South Asian Sunni Islam primarily comprises two leading clerical sects: the Barelvis and the Deobandis. Both were established in the 19th century, combining South Asian Sufi influences with elements of Islamic revivalism. Today, much of Pakistani politics revolves around the violent rivalry between the two sects.
Deobandi Islam is widely regarded as the more extreme, with Dr. Ejaz Hussain at the University of Pennsylvania estimating that although about 20% of Muslims in Pakistan are Deobandi, an astonishing 90% of terrorist operatives are from Deobandi backgrounds. Notorious terrorist groups such as the Taliban, Jaish-e-Muhammad along with organizations implicated in dozens of terror plots such as Talbighi Jamaat, are all from the Deobandi fold.
Consequently, many have looked to Barlevis as the moderate alternative. But this might be a mistake.
The attempted murders in Paris were not the first acts of violence linked to Dawat-e-Islami. A number of Barelvi leaders have long worked to eradicate those regarded as blasphemers.
The very same Ilyas Qadri has declared that “All Muslim scholars agree that a blasphemer must be killed but it is up to an Islamic govt to execute the punishment. However, if a lover of the Prophet kills a blasphemer extra-judicially, as per Islamic jurisprudence, the killer is not executed.”
In 2011, Punjab Governor Salman Taseer was assassinated by one of his own police officers, a Dawat-e-Islami member who gunned down the reformist politician because of his opposition to a death sentence handed down to a Pakistani Christian convicted of blasphemy.
In fact, it was another leading Barelvi figure in Pakistan, Tahir ul-Qadri, who was responsible for introducing Pakstan’s capital punishment laws for blasphemy. These laws have been cited and applied in the persecution and killing of Pakistan’s minorities – especially Pakistani Christians and members of the minority Ahmadiyyah sect.
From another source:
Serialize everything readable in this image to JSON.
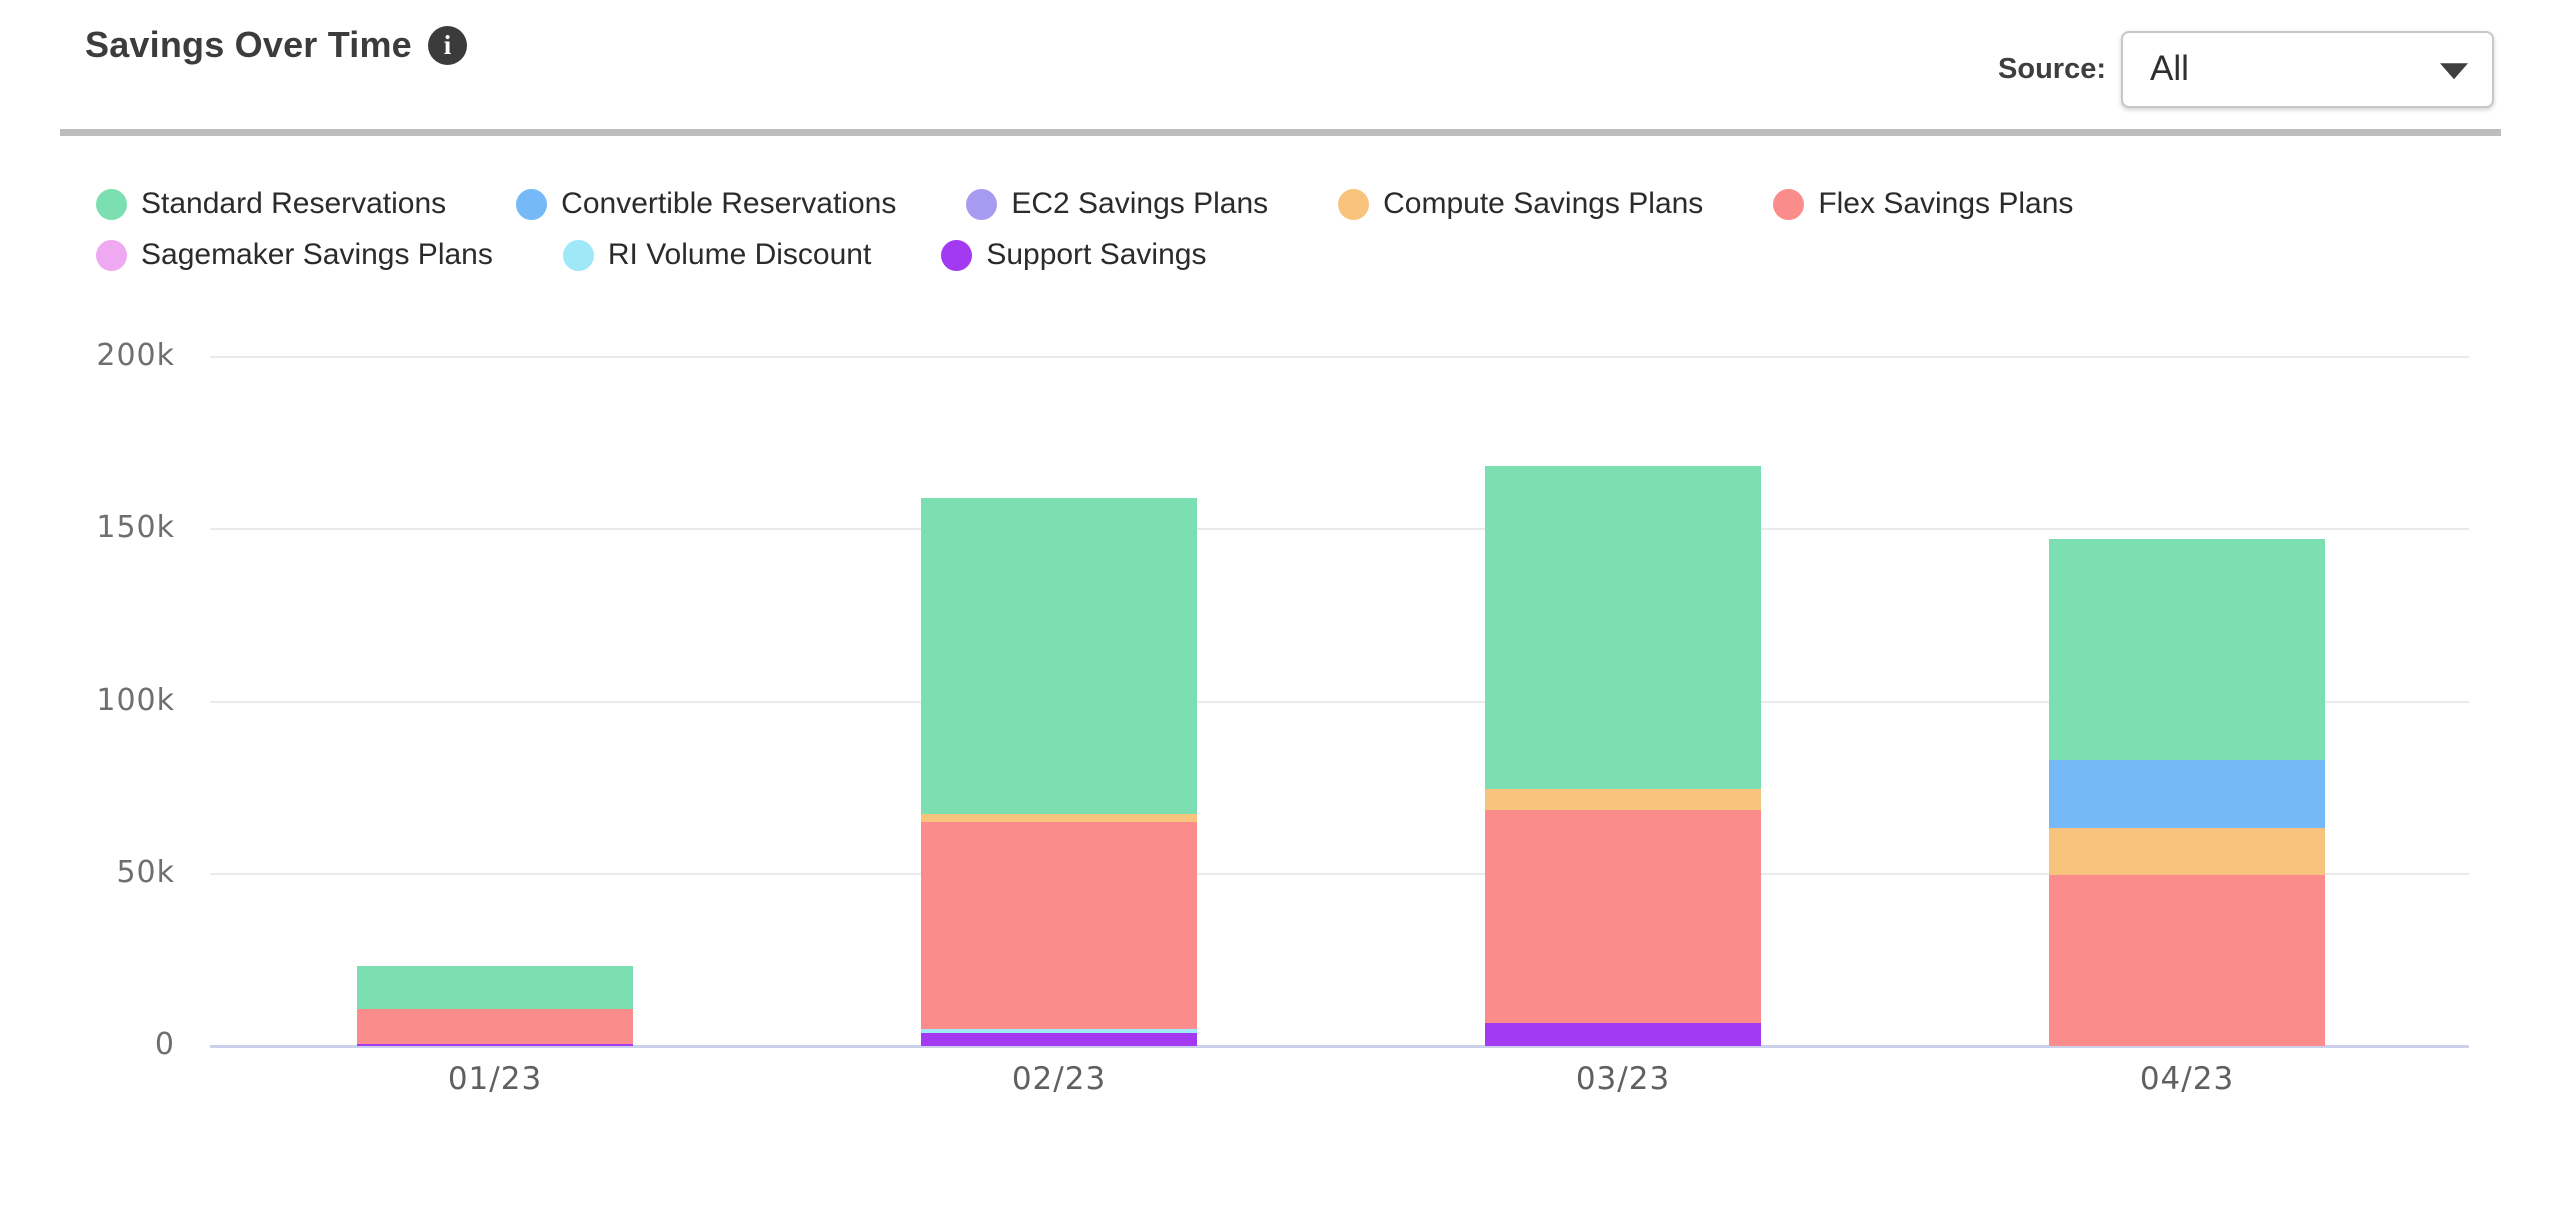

Qadri recommends that blasphemers should be “murdered and kicked like a dog into hellfire.”
Across Pakistan, in fact, other Barelvi groups have also increasingly embraced violent methods.
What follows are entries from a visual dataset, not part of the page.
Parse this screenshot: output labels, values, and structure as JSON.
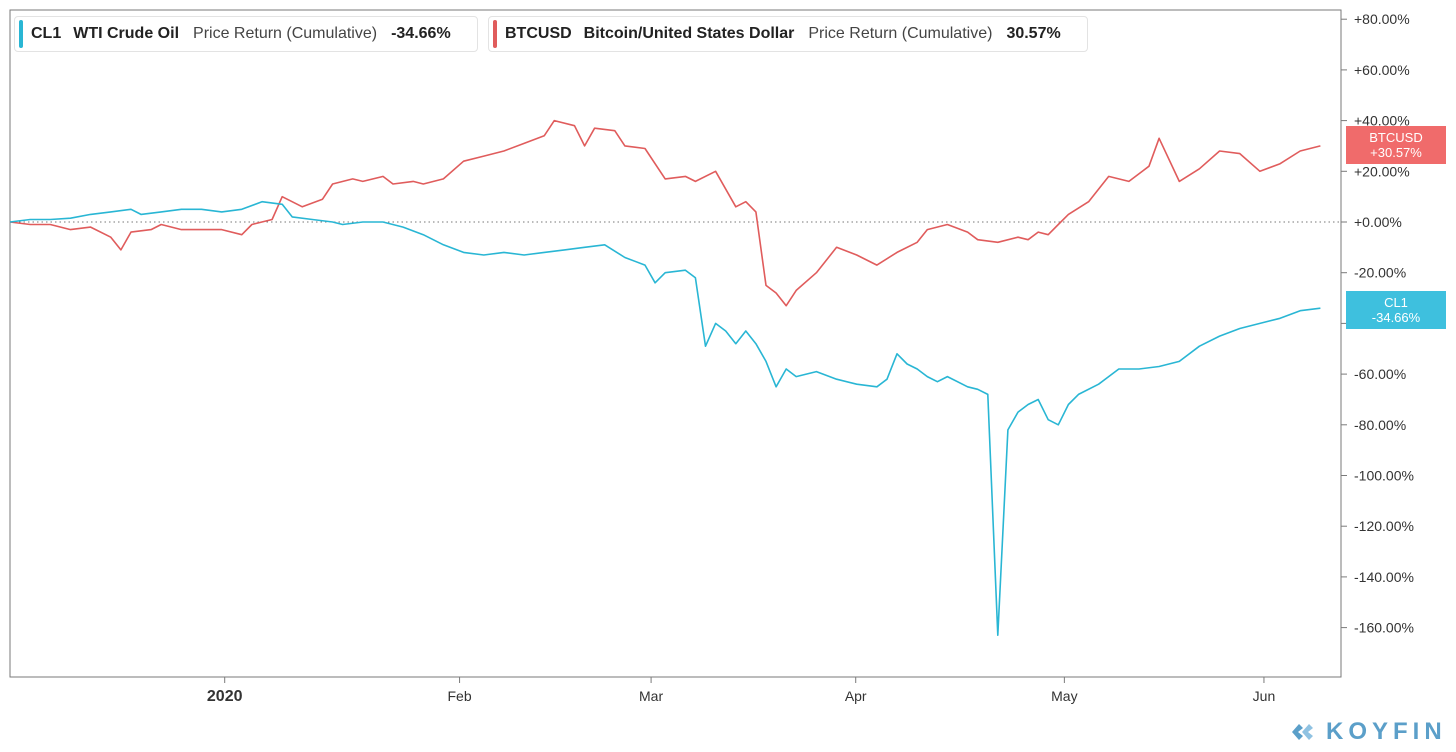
{
  "legend": [
    {
      "symbol": "CL1",
      "name": "WTI Crude Oil",
      "metric": "Price Return (Cumulative)",
      "value": "-34.66%",
      "color": "#29b6d4"
    },
    {
      "symbol": "BTCUSD",
      "name": "Bitcoin/United States Dollar",
      "metric": "Price Return (Cumulative)",
      "value": "30.57%",
      "color": "#e05c5c"
    }
  ],
  "badges": {
    "btc": {
      "label": "BTCUSD",
      "value": "+30.57%",
      "color": "#f06b6b"
    },
    "cl1": {
      "label": "CL1",
      "value": "-34.66%",
      "color": "#3ec0de"
    }
  },
  "brand": {
    "name": "KOYFIN",
    "color": "#5b9fc9"
  },
  "chart_data": {
    "type": "line",
    "title": "",
    "xlabel": "",
    "ylabel": "",
    "y_unit": "%",
    "ylim": [
      -177,
      80
    ],
    "xlim": [
      0,
      131
    ],
    "y_ticks": [
      80,
      60,
      40,
      20,
      0,
      -20,
      -40,
      -60,
      -80,
      -100,
      -120,
      -140,
      -160
    ],
    "y_tick_labels": [
      "+80.00%",
      "+60.00%",
      "+40.00%",
      "+20.00%",
      "+0.00%",
      "-20.00%",
      "-40.00%",
      "-60.00%",
      "-80.00%",
      "-100.00%",
      "-120.00%",
      "-140.00%",
      "-160.00%"
    ],
    "x_ticks": [
      {
        "x": 21.3,
        "label": "2020",
        "bold": true
      },
      {
        "x": 44.6,
        "label": "Feb",
        "bold": false
      },
      {
        "x": 63.6,
        "label": "Mar",
        "bold": false
      },
      {
        "x": 83.9,
        "label": "Apr",
        "bold": false
      },
      {
        "x": 104.6,
        "label": "May",
        "bold": false
      },
      {
        "x": 124.4,
        "label": "Jun",
        "bold": false
      }
    ],
    "zero_line": 0,
    "series": [
      {
        "name": "CL1",
        "color": "#29b6d4",
        "points": [
          [
            0,
            0
          ],
          [
            2,
            1
          ],
          [
            4,
            1
          ],
          [
            6,
            1.5
          ],
          [
            8,
            3
          ],
          [
            10,
            4
          ],
          [
            12,
            5
          ],
          [
            13,
            3
          ],
          [
            15,
            4
          ],
          [
            17,
            5
          ],
          [
            19,
            5
          ],
          [
            21,
            4
          ],
          [
            23,
            5
          ],
          [
            25,
            8
          ],
          [
            27,
            7
          ],
          [
            28,
            2
          ],
          [
            30,
            1
          ],
          [
            32,
            0
          ],
          [
            33,
            -1
          ],
          [
            35,
            0
          ],
          [
            37,
            0
          ],
          [
            39,
            -2
          ],
          [
            41,
            -5
          ],
          [
            43,
            -9
          ],
          [
            45,
            -12
          ],
          [
            47,
            -13
          ],
          [
            49,
            -12
          ],
          [
            51,
            -13
          ],
          [
            53,
            -12
          ],
          [
            55,
            -11
          ],
          [
            57,
            -10
          ],
          [
            59,
            -9
          ],
          [
            61,
            -14
          ],
          [
            63,
            -17
          ],
          [
            64,
            -24
          ],
          [
            65,
            -20
          ],
          [
            67,
            -19
          ],
          [
            68,
            -22
          ],
          [
            69,
            -49
          ],
          [
            70,
            -40
          ],
          [
            71,
            -43
          ],
          [
            72,
            -48
          ],
          [
            73,
            -43
          ],
          [
            74,
            -48
          ],
          [
            75,
            -55
          ],
          [
            76,
            -65
          ],
          [
            77,
            -58
          ],
          [
            78,
            -61
          ],
          [
            80,
            -59
          ],
          [
            82,
            -62
          ],
          [
            84,
            -64
          ],
          [
            86,
            -65
          ],
          [
            87,
            -62
          ],
          [
            88,
            -52
          ],
          [
            89,
            -56
          ],
          [
            90,
            -58
          ],
          [
            91,
            -61
          ],
          [
            92,
            -63
          ],
          [
            93,
            -61
          ],
          [
            95,
            -65
          ],
          [
            96,
            -66
          ],
          [
            97,
            -68
          ],
          [
            98,
            -163
          ],
          [
            99,
            -82
          ],
          [
            100,
            -75
          ],
          [
            101,
            -72
          ],
          [
            102,
            -70
          ],
          [
            103,
            -78
          ],
          [
            104,
            -80
          ],
          [
            105,
            -72
          ],
          [
            106,
            -68
          ],
          [
            108,
            -64
          ],
          [
            110,
            -58
          ],
          [
            112,
            -58
          ],
          [
            114,
            -57
          ],
          [
            116,
            -55
          ],
          [
            118,
            -49
          ],
          [
            120,
            -45
          ],
          [
            122,
            -42
          ],
          [
            124,
            -40
          ],
          [
            126,
            -38
          ],
          [
            128,
            -35
          ],
          [
            130,
            -34
          ]
        ]
      },
      {
        "name": "BTCUSD",
        "color": "#e05c5c",
        "points": [
          [
            0,
            0
          ],
          [
            2,
            -1
          ],
          [
            4,
            -1
          ],
          [
            6,
            -3
          ],
          [
            8,
            -2
          ],
          [
            10,
            -6
          ],
          [
            11,
            -11
          ],
          [
            12,
            -4
          ],
          [
            14,
            -3
          ],
          [
            15,
            -1
          ],
          [
            17,
            -3
          ],
          [
            19,
            -3
          ],
          [
            21,
            -3
          ],
          [
            23,
            -5
          ],
          [
            24,
            -1
          ],
          [
            26,
            1
          ],
          [
            27,
            10
          ],
          [
            29,
            6
          ],
          [
            31,
            9
          ],
          [
            32,
            15
          ],
          [
            34,
            17
          ],
          [
            35,
            16
          ],
          [
            37,
            18
          ],
          [
            38,
            15
          ],
          [
            40,
            16
          ],
          [
            41,
            15
          ],
          [
            43,
            17
          ],
          [
            45,
            24
          ],
          [
            47,
            26
          ],
          [
            49,
            28
          ],
          [
            51,
            31
          ],
          [
            53,
            34
          ],
          [
            54,
            40
          ],
          [
            56,
            38
          ],
          [
            57,
            30
          ],
          [
            58,
            37
          ],
          [
            60,
            36
          ],
          [
            61,
            30
          ],
          [
            63,
            29
          ],
          [
            65,
            17
          ],
          [
            67,
            18
          ],
          [
            68,
            16
          ],
          [
            70,
            20
          ],
          [
            72,
            6
          ],
          [
            73,
            8
          ],
          [
            74,
            4
          ],
          [
            75,
            -25
          ],
          [
            76,
            -28
          ],
          [
            77,
            -33
          ],
          [
            78,
            -27
          ],
          [
            80,
            -20
          ],
          [
            82,
            -10
          ],
          [
            84,
            -13
          ],
          [
            86,
            -17
          ],
          [
            88,
            -12
          ],
          [
            90,
            -8
          ],
          [
            91,
            -3
          ],
          [
            93,
            -1
          ],
          [
            95,
            -4
          ],
          [
            96,
            -7
          ],
          [
            98,
            -8
          ],
          [
            100,
            -6
          ],
          [
            101,
            -7
          ],
          [
            102,
            -4
          ],
          [
            103,
            -5
          ],
          [
            104,
            -1
          ],
          [
            105,
            3
          ],
          [
            107,
            8
          ],
          [
            109,
            18
          ],
          [
            111,
            16
          ],
          [
            113,
            22
          ],
          [
            114,
            33
          ],
          [
            116,
            16
          ],
          [
            118,
            21
          ],
          [
            120,
            28
          ],
          [
            122,
            27
          ],
          [
            124,
            20
          ],
          [
            126,
            23
          ],
          [
            128,
            28
          ],
          [
            130,
            30
          ]
        ]
      }
    ]
  }
}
Dawat-e-Islami’s own violent influence is not limited to Pakistan, however. Long before the recent Paris attack, the man who murdered an Ahmadi Muslim in Britain in 2016 was reportedly a member of Dawat-e-Islami and a group named Khatme Nubuwwat.
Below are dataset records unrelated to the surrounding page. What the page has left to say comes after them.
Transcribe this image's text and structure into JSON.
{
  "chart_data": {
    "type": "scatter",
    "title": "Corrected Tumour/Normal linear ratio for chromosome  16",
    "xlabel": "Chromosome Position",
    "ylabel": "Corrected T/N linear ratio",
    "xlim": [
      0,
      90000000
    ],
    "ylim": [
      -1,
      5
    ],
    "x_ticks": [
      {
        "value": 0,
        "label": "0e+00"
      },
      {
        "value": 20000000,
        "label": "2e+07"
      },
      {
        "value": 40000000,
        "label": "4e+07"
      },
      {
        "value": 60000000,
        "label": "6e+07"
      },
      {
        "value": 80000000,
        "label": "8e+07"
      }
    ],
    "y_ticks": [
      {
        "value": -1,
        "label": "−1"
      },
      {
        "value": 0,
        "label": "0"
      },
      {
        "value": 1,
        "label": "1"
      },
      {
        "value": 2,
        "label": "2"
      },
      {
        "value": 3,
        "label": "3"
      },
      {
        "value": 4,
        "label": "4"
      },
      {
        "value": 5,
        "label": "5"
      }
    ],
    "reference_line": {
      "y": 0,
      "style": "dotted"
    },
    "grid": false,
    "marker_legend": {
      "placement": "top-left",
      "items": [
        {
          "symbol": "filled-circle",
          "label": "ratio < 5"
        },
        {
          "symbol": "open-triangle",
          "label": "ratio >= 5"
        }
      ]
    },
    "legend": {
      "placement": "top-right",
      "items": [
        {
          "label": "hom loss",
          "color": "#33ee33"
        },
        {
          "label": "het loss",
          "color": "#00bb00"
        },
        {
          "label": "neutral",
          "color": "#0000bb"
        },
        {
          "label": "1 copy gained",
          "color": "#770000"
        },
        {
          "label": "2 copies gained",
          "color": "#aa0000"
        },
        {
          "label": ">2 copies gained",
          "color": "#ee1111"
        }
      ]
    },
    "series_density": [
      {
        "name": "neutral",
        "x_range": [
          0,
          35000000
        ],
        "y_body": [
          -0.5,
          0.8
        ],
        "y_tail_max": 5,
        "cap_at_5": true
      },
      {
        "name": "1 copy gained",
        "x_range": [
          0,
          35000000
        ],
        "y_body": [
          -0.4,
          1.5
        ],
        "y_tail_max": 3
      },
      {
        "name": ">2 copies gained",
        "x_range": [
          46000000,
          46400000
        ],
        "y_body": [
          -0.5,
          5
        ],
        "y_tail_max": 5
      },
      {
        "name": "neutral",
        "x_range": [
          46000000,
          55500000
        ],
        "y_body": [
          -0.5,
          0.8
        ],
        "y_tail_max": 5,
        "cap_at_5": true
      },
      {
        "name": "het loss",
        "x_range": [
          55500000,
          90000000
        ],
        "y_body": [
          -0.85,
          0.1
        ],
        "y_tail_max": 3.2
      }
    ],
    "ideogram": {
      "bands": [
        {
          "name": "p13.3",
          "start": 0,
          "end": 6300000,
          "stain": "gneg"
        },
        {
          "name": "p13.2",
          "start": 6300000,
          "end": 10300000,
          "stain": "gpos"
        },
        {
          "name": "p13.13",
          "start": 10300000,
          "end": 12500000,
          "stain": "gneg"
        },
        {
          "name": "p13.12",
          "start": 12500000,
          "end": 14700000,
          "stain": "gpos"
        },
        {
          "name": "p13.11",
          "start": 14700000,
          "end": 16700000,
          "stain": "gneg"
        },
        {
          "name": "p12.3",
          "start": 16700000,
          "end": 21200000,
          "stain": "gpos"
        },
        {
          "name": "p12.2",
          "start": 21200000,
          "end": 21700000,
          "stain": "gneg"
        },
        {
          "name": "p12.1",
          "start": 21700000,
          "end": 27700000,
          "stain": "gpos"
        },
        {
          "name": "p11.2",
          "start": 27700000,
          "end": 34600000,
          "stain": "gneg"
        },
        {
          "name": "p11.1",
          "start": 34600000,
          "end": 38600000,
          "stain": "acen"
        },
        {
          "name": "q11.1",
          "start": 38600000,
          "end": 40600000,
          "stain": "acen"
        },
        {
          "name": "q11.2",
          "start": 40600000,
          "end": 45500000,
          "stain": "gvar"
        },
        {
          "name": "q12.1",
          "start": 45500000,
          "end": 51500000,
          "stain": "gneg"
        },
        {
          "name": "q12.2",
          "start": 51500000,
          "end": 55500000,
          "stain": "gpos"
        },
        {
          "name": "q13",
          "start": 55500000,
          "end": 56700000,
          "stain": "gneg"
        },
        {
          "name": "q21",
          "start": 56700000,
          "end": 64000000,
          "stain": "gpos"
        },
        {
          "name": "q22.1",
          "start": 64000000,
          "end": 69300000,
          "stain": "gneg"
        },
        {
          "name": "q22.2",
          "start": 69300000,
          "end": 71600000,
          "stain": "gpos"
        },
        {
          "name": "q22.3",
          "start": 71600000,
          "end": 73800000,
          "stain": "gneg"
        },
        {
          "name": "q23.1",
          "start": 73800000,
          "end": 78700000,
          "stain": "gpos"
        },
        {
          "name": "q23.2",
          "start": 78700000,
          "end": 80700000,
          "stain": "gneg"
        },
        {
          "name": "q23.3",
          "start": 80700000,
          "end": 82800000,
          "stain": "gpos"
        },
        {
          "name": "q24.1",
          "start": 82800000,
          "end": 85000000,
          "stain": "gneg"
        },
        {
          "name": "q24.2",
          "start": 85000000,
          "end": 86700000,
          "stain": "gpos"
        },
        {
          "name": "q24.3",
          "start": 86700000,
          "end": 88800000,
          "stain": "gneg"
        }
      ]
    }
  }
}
The latter is organization solely dedicated to justifying and promoting the eradication of Ahmadi Muslims. It is run jointly by Barelvi and Deobandi activists --- amid their otherwise internecine hatreds, it appears, despairingly, that the murder of a minority Muslim group offers common ground.
Khatme Nubuwwat has a heavy presence in the United States. In 2017, it hosted a conference in Virginia, attended by prominent Barelvi and Deobandi clerics, and supported by half a dozen American mosques tied to the movement, who warned that Ahmadis were conspiring to prevent Muslims from “fighting jihad and committing bloodshed,” and discussed plans to lobby for the criminalization of the Ahmaddiyah faith in America.
Dawat-e-Islami operates its own distinct network in the United States as well, with established mosques all across the country.
Is the federal government monitoring such lesser-known, dangerous movements? We have not seen any indication that they are. Unless these South Asian Islamists are taken seriously, how long before a member of Dawat-e-Islami, Khatme Nubuwwat or another radical Barelvi group commits murder on the streets of an American city?